Du coup, nombre d'étudiants sont obligés de trimer dans des métiers sans
intérêt : fast-foods, télémarketing..., où ils alimentent une population
sous-payée, sans droits syndicaux réels, taillable et corvéable à
 merci, ce qui tire vers le bas les droits de tous. De plus, s'il est
possible de poursuivre une filière en lettres ou sciences sociales tout en travaillant,
c'est à peu près impossible en sciences de la nature, vu le nombre d'heures
hebdomadaire, et complètement impossible en prépa, en grande école, en DUT
ou BTS. Du coup, des jeunes issus de milieu modeste, titulaires d'un bac
technique, qui auraient pu réussir dans une filière concrète et encadrée
comme un BTS ou DUT, sont contraints de faire une fac, avec des chances de
succès très faibles (cf. le taux d'échec en DEUG, proche de 50 %).

C'est pourquoi l'idée d'une allocation d'études sous conditions de
ressource du jeune lui-même, et pas de ses parents, défendue depuis les
années 60 par l'UNEF, est aujourd'hui reprise par l'UNEF-ID et la FAGE.

1.6. Il est interdit d'être à la fois RMIste et étudiant.

On exige des RMIstes qu'ils s'insèrent (obligation de signer un contrat
d'insertion), mais on refuse qu'ils poursuivent leurs études. Pourtant,
interdire à un jeune RMIste de poursuivre des études n'est sans doute pas
le meilleur moyen de lui permettre de s'insérer !

De plus, rendre effective cette interdiction (aujourd'hui non contrôlée)
suppose de croiser les fichiers des établissements scolaires avec ceux du
RMI, par le numéro de sécurité sociale, avec les risques qu'on imagine en
terme de droits de l'homme.

2. PROPOSITIONS

2.1. Accorder tout de suite le RMI aux 18-25 ans.

Cette mesure était inscrite dans les accords Verts/PS et PS/PCF. De plus en
plus de voix s'élèvent pour la réclamer (cf. le débat à l'occasion des 10
ans du RMI), y compris Jean-Michel Belorgey, l'auteur de la loi sur le RMI.
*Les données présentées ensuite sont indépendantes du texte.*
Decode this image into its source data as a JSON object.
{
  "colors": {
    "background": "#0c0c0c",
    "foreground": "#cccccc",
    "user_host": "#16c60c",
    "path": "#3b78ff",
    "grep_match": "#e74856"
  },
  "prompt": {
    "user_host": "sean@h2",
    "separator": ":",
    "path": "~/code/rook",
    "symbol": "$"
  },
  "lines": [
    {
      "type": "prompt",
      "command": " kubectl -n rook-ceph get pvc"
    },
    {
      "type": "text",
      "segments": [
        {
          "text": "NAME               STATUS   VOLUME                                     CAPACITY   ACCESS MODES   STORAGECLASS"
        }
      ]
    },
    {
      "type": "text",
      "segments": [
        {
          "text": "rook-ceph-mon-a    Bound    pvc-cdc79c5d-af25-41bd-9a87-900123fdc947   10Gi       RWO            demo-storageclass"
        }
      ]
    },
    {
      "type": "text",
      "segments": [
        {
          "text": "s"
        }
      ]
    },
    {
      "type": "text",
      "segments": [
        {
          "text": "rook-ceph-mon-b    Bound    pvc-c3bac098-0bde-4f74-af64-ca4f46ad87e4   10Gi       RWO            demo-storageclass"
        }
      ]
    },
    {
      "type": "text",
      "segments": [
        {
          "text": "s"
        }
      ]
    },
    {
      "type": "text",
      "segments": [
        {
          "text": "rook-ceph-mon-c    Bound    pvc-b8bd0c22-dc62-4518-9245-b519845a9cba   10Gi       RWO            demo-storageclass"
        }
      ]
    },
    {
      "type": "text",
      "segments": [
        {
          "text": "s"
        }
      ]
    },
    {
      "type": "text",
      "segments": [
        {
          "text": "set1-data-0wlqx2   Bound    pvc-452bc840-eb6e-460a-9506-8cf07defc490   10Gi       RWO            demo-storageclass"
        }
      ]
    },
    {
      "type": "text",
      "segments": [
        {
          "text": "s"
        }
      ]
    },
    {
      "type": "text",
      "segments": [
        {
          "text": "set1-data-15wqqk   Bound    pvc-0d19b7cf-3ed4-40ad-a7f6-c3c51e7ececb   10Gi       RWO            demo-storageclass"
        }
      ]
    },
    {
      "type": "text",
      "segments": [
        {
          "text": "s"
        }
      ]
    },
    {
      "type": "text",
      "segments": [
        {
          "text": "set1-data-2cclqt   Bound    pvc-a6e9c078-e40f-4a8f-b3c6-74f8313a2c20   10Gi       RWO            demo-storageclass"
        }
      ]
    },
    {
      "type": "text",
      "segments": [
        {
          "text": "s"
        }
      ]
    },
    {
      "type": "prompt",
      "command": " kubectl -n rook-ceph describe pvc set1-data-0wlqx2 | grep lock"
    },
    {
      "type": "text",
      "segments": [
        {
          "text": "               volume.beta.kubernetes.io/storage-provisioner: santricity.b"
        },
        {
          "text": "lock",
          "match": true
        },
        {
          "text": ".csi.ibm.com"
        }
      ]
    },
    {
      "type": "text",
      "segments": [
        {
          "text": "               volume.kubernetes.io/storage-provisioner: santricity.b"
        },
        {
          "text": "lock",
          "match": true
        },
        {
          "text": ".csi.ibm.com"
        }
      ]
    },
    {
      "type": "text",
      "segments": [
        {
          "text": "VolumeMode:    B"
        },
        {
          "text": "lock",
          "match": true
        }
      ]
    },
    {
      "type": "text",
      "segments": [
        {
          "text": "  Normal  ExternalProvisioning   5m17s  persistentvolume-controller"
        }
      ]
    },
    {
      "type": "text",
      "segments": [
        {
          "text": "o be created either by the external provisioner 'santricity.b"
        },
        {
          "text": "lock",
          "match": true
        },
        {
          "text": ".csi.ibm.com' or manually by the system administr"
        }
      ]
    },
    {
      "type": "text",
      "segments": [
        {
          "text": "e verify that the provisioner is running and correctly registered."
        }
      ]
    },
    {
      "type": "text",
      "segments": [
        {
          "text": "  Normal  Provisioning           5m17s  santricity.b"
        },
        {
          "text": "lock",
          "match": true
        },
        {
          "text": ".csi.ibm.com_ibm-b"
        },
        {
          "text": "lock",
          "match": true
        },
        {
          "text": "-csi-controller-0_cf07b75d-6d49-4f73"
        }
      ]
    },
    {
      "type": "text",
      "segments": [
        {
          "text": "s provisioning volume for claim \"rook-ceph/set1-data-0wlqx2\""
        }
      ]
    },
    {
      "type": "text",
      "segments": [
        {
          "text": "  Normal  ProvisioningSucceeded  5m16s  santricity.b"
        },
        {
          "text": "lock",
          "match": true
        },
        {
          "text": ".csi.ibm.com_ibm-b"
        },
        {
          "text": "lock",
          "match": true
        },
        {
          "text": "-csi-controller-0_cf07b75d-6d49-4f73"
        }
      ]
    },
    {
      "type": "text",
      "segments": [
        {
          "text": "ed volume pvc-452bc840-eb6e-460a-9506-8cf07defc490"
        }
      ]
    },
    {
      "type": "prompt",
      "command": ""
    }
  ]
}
2.2. Pour un revenu d'autonomie.

A plus long terme, il faut créer un revenu garanti ouvert à tous les
adultes dont les ressources propres sont inférieures à un certain seuil,
qu'ils soient ou non en formation. Ce revenu, nous proposons de l'appeler
"revenu d'autonomie". Par ce terme, nous insistons sur la nécessité de
permettre aux jeunes de gagner leur autonomie par rapport à leurs parents,
aux emplois précaires et aux contrôles abusifs des services sociaux.
Cette revendication s'adresse en priorité aux moins de 25 ans, qu'ils
soient scolarisés ou non et qu'ils soient Français ou non, mais nous
souhaitons que ce droit soit également attribué à l'ensemble des personnes
résidant en France, sans distinction d'âge. En outre, une harmonisation
européenne doit être mise en place, en particulier afin de faciliter les
échanges susceptibles de favoriser l'émergence d'une citoyenneté européenne.
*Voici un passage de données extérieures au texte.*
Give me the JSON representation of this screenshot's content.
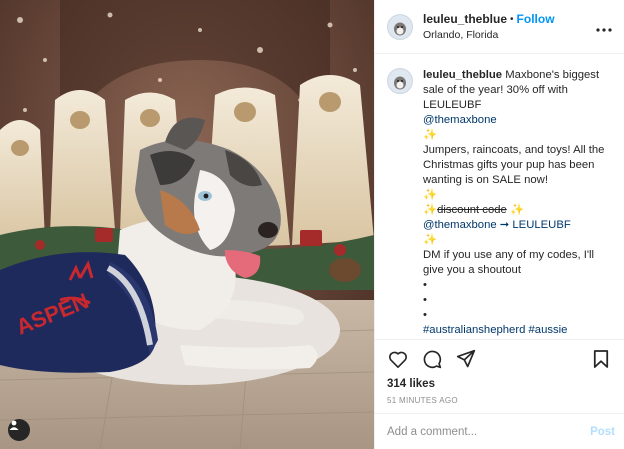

Pour permettre un réel choix, ce revenu individuel doit être d'au moins
3500 F par mois, ce qui correspond au "seuil de pauvreté". Il sera ouvert
aux jeunes dont les ressources propres sont inférieures à un certain seuil.
Pour en profiter, les jeunes devront faire une déclaration fiscale
autonome. Les économies faites par les administrations publiques sur le
quotient familial, les allocations familiales et les déductions fiscales
versées par les parents à leurs enfants financeront une partie du revenu
d'autonomie. Ce dernier ouvrira droit à une couverture sociale et à l'accès
gratuit à divers services collectifs (médiathèques, musées...) nécessaires
à l'insertion sociale.

En faisant converger la vieille revendication d'une allocation d'études
pour tous avec celle de l'extension du RMI aux moins de 25 ans, le "Revenu
d'autonomie" peut devenir une revendication unifiante pour la jeunesse.